The surrounding timber plank doors have massive wrought iron hinges and furniture. There are late 19th century timber-panelled, double-leaf doors with central octagonal panels and there is a Gothic panelled tympanum to tower opening.
Welland and Gillespie designed the enlargement of the church in 1862-1864 to form rectangular church out of existing cruciform one. The chancel was being completed under the direction of the church architect Sir Thomas Drew (1838-1910), who also designed the Graduates’ Memorial Building in Trinity College Dublin, Rathmines Town Hall and Saint Anne’s Cathedral, Belfast. The contractors were the builders Thomas Hall and Sons.
Drew also designed the organ gallery in 1870 for a new organ by Forster and Co of Hull. This was placed in the gallery in October 1870.
The East Window, dating from the 1850s, is the work of the English stained glass-artist William Wailes (1808-1881), who supplied many stained-glass windows for churches in Ireland and England.
Wailes ran one of the largest and most prolific stained-glass workshops in Victorian England. He had studied with Mayer of Munich and later worked closely with AWN Pugin.
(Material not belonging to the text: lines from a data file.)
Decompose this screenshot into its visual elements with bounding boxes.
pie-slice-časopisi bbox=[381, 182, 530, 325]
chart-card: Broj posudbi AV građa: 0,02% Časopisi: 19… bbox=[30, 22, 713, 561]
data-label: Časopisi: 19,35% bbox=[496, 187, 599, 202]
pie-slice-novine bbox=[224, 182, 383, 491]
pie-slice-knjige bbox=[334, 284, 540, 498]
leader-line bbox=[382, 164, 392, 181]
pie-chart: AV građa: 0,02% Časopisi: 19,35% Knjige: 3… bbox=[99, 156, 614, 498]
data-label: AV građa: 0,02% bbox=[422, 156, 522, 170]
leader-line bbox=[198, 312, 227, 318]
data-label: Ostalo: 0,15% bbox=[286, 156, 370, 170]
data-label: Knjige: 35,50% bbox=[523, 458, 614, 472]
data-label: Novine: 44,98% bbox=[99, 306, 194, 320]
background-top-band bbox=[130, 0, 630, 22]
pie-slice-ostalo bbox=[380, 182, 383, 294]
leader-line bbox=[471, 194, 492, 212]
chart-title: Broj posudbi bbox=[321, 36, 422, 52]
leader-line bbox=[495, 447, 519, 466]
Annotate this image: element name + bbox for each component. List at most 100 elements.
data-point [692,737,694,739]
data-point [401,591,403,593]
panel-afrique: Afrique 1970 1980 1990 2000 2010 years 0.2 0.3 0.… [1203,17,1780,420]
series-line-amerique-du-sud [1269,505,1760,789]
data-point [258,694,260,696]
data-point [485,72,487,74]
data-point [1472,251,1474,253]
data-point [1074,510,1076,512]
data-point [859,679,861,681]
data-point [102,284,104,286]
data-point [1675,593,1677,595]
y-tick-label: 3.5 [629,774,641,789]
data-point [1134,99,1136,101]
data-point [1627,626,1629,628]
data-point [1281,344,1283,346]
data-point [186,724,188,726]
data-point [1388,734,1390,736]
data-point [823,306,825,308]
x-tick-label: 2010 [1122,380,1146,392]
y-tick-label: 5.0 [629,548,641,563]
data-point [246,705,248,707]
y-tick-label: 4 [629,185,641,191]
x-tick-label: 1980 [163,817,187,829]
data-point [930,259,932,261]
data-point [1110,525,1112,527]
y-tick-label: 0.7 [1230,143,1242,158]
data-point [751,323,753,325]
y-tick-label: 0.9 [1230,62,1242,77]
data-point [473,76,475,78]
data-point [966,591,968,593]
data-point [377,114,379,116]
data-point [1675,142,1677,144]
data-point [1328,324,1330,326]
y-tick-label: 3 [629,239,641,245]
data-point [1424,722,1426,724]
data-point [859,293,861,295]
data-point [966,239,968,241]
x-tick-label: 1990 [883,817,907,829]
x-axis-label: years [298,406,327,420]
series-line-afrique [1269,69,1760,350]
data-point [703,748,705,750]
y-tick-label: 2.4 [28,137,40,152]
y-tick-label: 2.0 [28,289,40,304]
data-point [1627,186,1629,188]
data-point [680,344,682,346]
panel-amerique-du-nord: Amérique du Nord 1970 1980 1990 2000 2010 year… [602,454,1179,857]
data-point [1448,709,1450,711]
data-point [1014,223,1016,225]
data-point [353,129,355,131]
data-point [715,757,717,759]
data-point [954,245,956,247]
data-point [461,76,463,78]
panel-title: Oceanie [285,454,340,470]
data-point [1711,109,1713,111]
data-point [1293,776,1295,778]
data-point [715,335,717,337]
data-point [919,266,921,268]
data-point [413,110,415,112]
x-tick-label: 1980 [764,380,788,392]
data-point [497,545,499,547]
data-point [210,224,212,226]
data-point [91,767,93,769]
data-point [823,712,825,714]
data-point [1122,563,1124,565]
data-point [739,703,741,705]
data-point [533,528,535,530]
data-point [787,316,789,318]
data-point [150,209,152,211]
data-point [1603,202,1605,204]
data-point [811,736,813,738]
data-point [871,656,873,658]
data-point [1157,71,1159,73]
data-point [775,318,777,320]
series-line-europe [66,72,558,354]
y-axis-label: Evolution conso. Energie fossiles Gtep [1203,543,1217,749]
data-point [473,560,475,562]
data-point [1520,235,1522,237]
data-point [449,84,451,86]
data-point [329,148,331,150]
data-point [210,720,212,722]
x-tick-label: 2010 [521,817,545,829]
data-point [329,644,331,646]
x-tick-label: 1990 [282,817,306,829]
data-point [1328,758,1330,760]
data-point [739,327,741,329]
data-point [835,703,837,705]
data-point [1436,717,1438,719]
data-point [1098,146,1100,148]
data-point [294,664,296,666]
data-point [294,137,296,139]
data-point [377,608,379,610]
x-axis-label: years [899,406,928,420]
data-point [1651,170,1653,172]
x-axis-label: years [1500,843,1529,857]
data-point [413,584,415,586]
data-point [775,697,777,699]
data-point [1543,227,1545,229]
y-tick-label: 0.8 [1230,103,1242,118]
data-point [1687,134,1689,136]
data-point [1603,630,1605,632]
His famous works include the windows of Gloucester Cathedral, the East Window in Saint Editha’s Church, Tamworth, the Transfiguration East Window in Saint Saviour’s Dominican Church in Limerick, and many of the windows in Saint Mary’s Church, Killarney, Co Kerry.
A three-light stained-glass window (1928) in the south aisle depicting Saint Hubert, flanked by Saint George and Saint Luke, is the work of one of Ireland’s finest stained-glass artists, Harry Clarke. The window commemorates Sir George Frederick Brooke (1849-1926) of Summerton, Castleknock, High Sheriff of Co Wexford (1882) and Co Dublin (1898), and his family, including his second wife, Alma (Barton), and his son, Lieutenant George Brooke (1877-1914) of the Irish Guards, who was killed in World War I.
A stained-glass window placed in the tower in 1864 commemorates James Hans Hamilton (1810-1863), MP for Co Dublin (1841-1863).
The church has a number of memorials by Alexander Ballantine to members of the Hamilton family, including James Hans Hamilton and his wife Caroline Hamilton (1810-1845), and to Canon George O’Connell (1779-1842), who succeeded his father as Vicar of Castleknock in in 1809, and remained in the parish for over 30 years.
James Hans Hamilton and his wife Caroline Hamilton were the parents of Ion Hamlton, who became Lord HolmPatrick in 1897. The family took its title from Holmpatrick in Skerries, but lived at Abbotstown, near Castleknock.
Other members of the Hamilton family commemorated in the church include Hans Wellesley Hamilton (1886-1942), 2nd Lord HolmPatrick. His grandmother was a daughter of the Duke of Wellington and a goddaughter of Queen Victoria. The present Lord HolmPatrick is a Labour politician. The HolmPatrick family also has a prominent place in the churchyard.